Here is a list of their top-level mass balance RPL expressions, most of which are on their own data object ...

BernardoToSanAcacia Canal Budget.Canal SW Budget
BernardoToSanAcacia GW Budget.GW Budget
BernardoToSanAcacia River Budget.River SW Budget

CentralToIsleta GW Budget.GW Budget
CentralToIsleta River Budget.River SW Budget

CochitiToSanFelipe Canal Budget.Canal SW Budget
CochitiToSanFelipe GW Budget.GW Budget
CochitiToSanFelipe River Budget.ReachBudget
CochitiToSanFelipe River Budget.River SW Budget

IsletaToBernardo Canal Budget.Canal SW Budget
IsletaToBernardo GW Budget.GW Budget
IsletaToBernardo River Budget.River SW Budget

SanAcaciaToSanMarcial Canal Budget.Canal SW Budget
SanAcaciaToSanMarcial GW Budget.GW Budget
SanAcaciaToSanMarcial River Budget.ReachBudget
SanAcaciaToSanMarcial River Budget.River SW Budget

SanFelipeToCentral Canal Budget.Canal SW Budget
SanFelipeToCentral GW Budget.GW Budget
SanFelipeToCentral River Budget.River SW Budget

TotalAnnualBudget.BudgetSummary
TotalAnnualBudget.InMinusOut
TotalAnnualBudget.WettedSandEvap
  

Note: the corresponding "budget" groups (water balance groups) happen to be listed here in reverse order (with respect to the list to the left).
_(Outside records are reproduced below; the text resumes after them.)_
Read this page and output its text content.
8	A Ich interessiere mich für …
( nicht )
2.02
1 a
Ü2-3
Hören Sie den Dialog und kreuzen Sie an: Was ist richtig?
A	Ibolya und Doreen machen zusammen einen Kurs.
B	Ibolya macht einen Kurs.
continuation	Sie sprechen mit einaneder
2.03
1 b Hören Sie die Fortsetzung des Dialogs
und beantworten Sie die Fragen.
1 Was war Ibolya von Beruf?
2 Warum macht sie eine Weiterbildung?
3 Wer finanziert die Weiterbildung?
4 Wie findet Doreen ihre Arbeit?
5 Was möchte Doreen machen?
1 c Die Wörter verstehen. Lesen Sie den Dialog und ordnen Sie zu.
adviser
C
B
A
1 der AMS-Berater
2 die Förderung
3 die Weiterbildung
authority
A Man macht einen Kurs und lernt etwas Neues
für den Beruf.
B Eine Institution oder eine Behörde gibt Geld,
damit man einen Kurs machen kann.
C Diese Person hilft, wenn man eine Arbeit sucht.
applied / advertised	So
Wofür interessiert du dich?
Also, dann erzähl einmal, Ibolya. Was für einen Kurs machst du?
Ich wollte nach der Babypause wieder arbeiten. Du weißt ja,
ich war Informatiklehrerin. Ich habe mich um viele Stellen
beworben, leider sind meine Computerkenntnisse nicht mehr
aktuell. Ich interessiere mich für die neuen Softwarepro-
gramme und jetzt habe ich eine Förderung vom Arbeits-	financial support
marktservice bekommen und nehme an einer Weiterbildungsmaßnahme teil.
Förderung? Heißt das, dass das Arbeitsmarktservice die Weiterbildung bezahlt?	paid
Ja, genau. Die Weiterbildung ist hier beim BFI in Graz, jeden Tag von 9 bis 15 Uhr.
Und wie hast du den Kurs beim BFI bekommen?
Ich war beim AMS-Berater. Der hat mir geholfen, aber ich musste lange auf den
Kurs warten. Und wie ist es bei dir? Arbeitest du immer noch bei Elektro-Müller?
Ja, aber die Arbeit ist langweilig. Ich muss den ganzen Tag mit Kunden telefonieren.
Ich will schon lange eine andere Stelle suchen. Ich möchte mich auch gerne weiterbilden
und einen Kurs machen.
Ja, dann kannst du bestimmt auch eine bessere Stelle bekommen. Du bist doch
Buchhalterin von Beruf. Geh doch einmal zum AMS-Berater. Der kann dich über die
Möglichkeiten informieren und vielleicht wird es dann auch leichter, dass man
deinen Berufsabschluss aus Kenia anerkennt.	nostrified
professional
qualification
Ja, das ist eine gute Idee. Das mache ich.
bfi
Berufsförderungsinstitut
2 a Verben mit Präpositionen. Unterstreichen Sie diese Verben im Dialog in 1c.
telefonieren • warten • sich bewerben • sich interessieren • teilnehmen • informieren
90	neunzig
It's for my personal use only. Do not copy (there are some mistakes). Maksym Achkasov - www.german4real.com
Here are some images related to one of their six parts (CochitiToSanFelipe):

So, going with only three levels (instead of four) -- and using six mass balance data objects in the URGWOM example -- is perhaps the best choice.  This does already represent a consolidation of the mass balance computation (from 17 data objects to 6).

*** NOTICE ALSO (unrelated) in the top-right Rpl expression slot (3rd bullet above, this image) that the last term is used TWICE.  Probably that's a mistake in URGWOM.  It's hard to tell.  That "budget" does balance throughout the whole time series, but that "doubled" term is itself all ZERO (throughout the whole series) -- so if it is an error for that term to be added twice, that wouldn't show up in the budget total.  The point is, we haven't planned on using any series more than once in a single collection.  Probably that's OK.